Permanecen en silencio los tres. La luz de Pentecostés entre el segundo y el cuarto domingo de Pentecostés, se ha templado ahora con la caída de la tarde. Dentro de nada el prior se levantará para ir a Vísperas. La luz tenue y nítida, la pulcritud del cielo azul, rebota tenue en la pared jalbegada. Les envuelve como el don de una elocuencia inaccesible. El prior sabe que ha estado violento, agresivo, desagradable, irritable. Tiene que decir algo amable a Mariana y a Margareta.

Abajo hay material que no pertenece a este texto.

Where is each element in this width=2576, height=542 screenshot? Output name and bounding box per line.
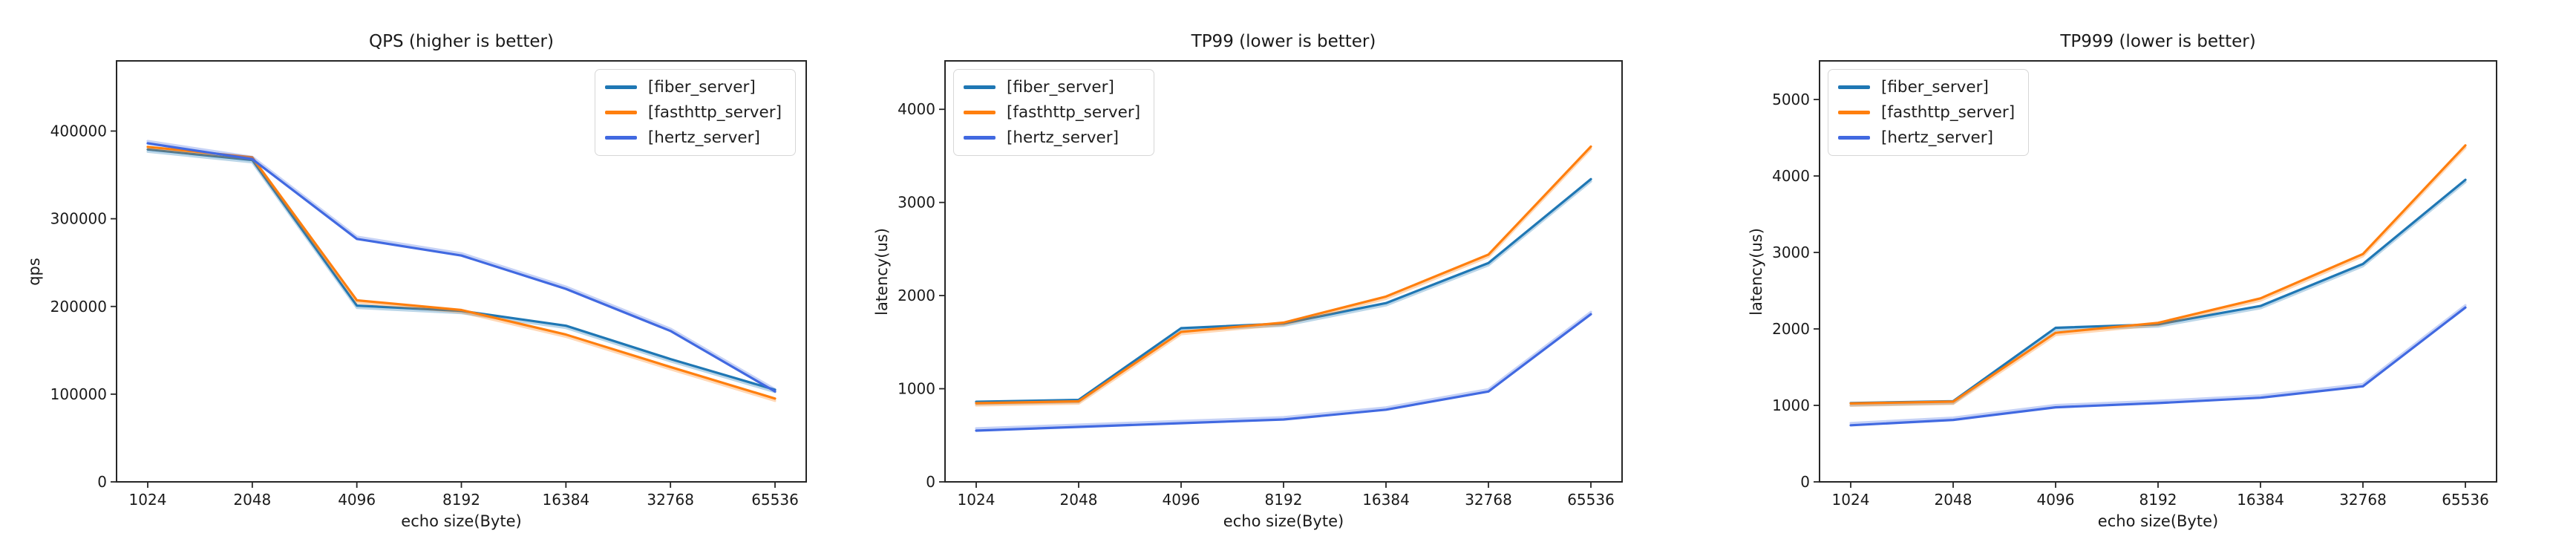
svg-text:16384: 16384 [2237, 491, 2284, 509]
svg-text:1000: 1000 [898, 380, 935, 398]
svg-text:0: 0 [1800, 473, 1810, 491]
legend-item: [fiber_server] [964, 78, 1140, 97]
svg-text:65536: 65536 [1567, 491, 1615, 509]
svg-text:400000: 400000 [50, 123, 107, 140]
legend-item: [fasthttp_server] [1838, 103, 2015, 122]
svg-text:16384: 16384 [543, 491, 590, 509]
legend: [fiber_server] [fasthttp_server] [hertz_… [953, 69, 1155, 156]
svg-text:4000: 4000 [1772, 167, 1810, 185]
svg-text:5000: 5000 [1772, 91, 1810, 108]
tp99-plot: 0 1000 2000 3000 4000 1024 2048 4096 8192 16384 32… [898, 60, 1623, 509]
svg-text:4096: 4096 [338, 491, 376, 509]
svg-text:4000: 4000 [898, 100, 935, 118]
svg-text:2048: 2048 [233, 491, 271, 509]
legend-item: [hertz_server] [964, 128, 1140, 147]
svg-text:3000: 3000 [1772, 244, 1810, 261]
hertz-line-swatch-icon [604, 136, 637, 140]
chart-title: QPS (higher is better) [369, 32, 554, 51]
tp99-chart: 0 1000 2000 3000 4000 1024 2048 4096 8192 16384 32… [859, 0, 1718, 542]
legend-label: [hertz_server] [1881, 128, 1993, 147]
svg-text:2000: 2000 [1772, 320, 1810, 338]
qps-chart: 0 100000 200000 300000 400000 1024 2048 4096 819… [0, 0, 859, 542]
svg-text:2048: 2048 [1060, 491, 1098, 509]
tp999-chart: 0 1000 2000 3000 4000 5000 1024 2048 4096 8192 163… [1718, 0, 2576, 542]
fasthttp-line-swatch-icon [964, 111, 996, 114]
svg-text:32768: 32768 [647, 491, 694, 509]
legend-label: [fiber_server] [1881, 78, 1989, 97]
hertz-line-swatch-icon [1838, 136, 1870, 140]
chart-title: TP999 (lower is better) [2060, 32, 2256, 51]
legend-label: [fasthttp_server] [1881, 103, 2016, 122]
legend-item: [hertz_server] [1838, 128, 2015, 147]
x-axis-label: echo size(Byte) [401, 512, 522, 530]
fasthttp-line-swatch-icon [604, 111, 637, 114]
svg-text:2048: 2048 [1935, 491, 1972, 509]
fiber-line-swatch-icon [964, 85, 996, 89]
x-axis-label: echo size(Byte) [2097, 512, 2219, 530]
fiber-line-swatch-icon [604, 85, 637, 89]
legend-label: [fasthttp_server] [647, 103, 782, 122]
y-axis-label: latency(us) [873, 228, 891, 316]
legend-item: [fasthttp_server] [964, 103, 1140, 122]
svg-text:300000: 300000 [50, 210, 107, 228]
legend-item: [fiber_server] [1838, 78, 2015, 97]
y-axis-label: latency(us) [1748, 228, 1765, 316]
svg-text:4096: 4096 [2037, 491, 2075, 509]
legend-label: [hertz_server] [647, 128, 760, 147]
svg-text:0: 0 [926, 473, 935, 491]
svg-text:0: 0 [97, 473, 107, 491]
svg-text:1024: 1024 [129, 491, 167, 509]
svg-text:4096: 4096 [1163, 491, 1200, 509]
svg-text:65536: 65536 [751, 491, 799, 509]
svg-text:2000: 2000 [898, 287, 935, 304]
tp999-plot: 0 1000 2000 3000 4000 5000 1024 2048 4096 8192 163… [1772, 60, 2497, 509]
x-axis-label: echo size(Byte) [1223, 512, 1344, 530]
svg-text:8192: 8192 [442, 491, 480, 509]
legend-label: [fiber_server] [647, 78, 756, 97]
svg-text:100000: 100000 [50, 385, 107, 403]
fiber-line-swatch-icon [1838, 85, 1870, 89]
svg-text:65536: 65536 [2442, 491, 2489, 509]
svg-text:8192: 8192 [2139, 491, 2177, 509]
y-axis-label: qps [25, 258, 43, 286]
svg-text:32768: 32768 [2339, 491, 2387, 509]
legend: [fiber_server] [fasthttp_server] [hertz_… [1828, 69, 2030, 156]
legend: [fiber_server] [fasthttp_server] [hertz_… [594, 69, 796, 156]
svg-text:32768: 32768 [1465, 491, 1512, 509]
qps-plot: 0 100000 200000 300000 400000 1024 2048 4096 819… [50, 60, 807, 509]
legend-label: [fasthttp_server] [1007, 103, 1141, 122]
legend-item: [fiber_server] [604, 78, 782, 97]
svg-text:16384: 16384 [1362, 491, 1410, 509]
legend-label: [fiber_server] [1007, 78, 1114, 97]
legend-item: [fasthttp_server] [604, 103, 782, 122]
chart-title: TP99 (lower is better) [1191, 32, 1376, 51]
svg-text:200000: 200000 [50, 298, 107, 316]
legend-label: [hertz_server] [1007, 128, 1119, 147]
svg-text:1024: 1024 [958, 491, 996, 509]
svg-text:8192: 8192 [1265, 491, 1303, 509]
svg-text:1000: 1000 [1772, 396, 1810, 414]
hertz-line-swatch-icon [964, 136, 996, 140]
svg-text:3000: 3000 [898, 194, 935, 212]
svg-text:1024: 1024 [1832, 491, 1870, 509]
fasthttp-line-swatch-icon [1838, 111, 1870, 114]
legend-item: [hertz_server] [604, 128, 782, 147]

—Perdonadme las dos. Supongo que os quedaréis a la oración. «No pierdas, Señor, mi alma con los impíos.» No lo digo por vosotras. Lo digo porque también yo estoy desolado y me cuesta estos días cantar las alabanzas del Señor. Eso es todo lo que hay que contar, Mariana. Nuestras pobres almas, que no pueden vivir la gloria de Dios aunque la vean, aunque tengan su gracia. Porque en todas nuestras manos, también en las mías, a veces parece también que no hay más que crimen. Y nuestra mano derecha parece a veces que nos engaña con engaños de mayor tamaño que las verdades resplandecientes. Los engaños nos engañan porque son evidencias vehementes que no podemos negar ni contradecir. Estamos en manos de Dios, hermanas.
Acompaña a las dos amigas a la puerta y hasta el coche. Es un hombre alto que, a pesar de sus años, próximo a los sesenta y cinco, se mueve con agilidad y con gracia.
—Nos es muy grato hablar contigo, padre prior, siempre —dice Margareta al despedirse.
—Nosotras estamos contigo, Josefo, de sobra lo sabes —concluye doña Mariana de Mansilla y Laerte.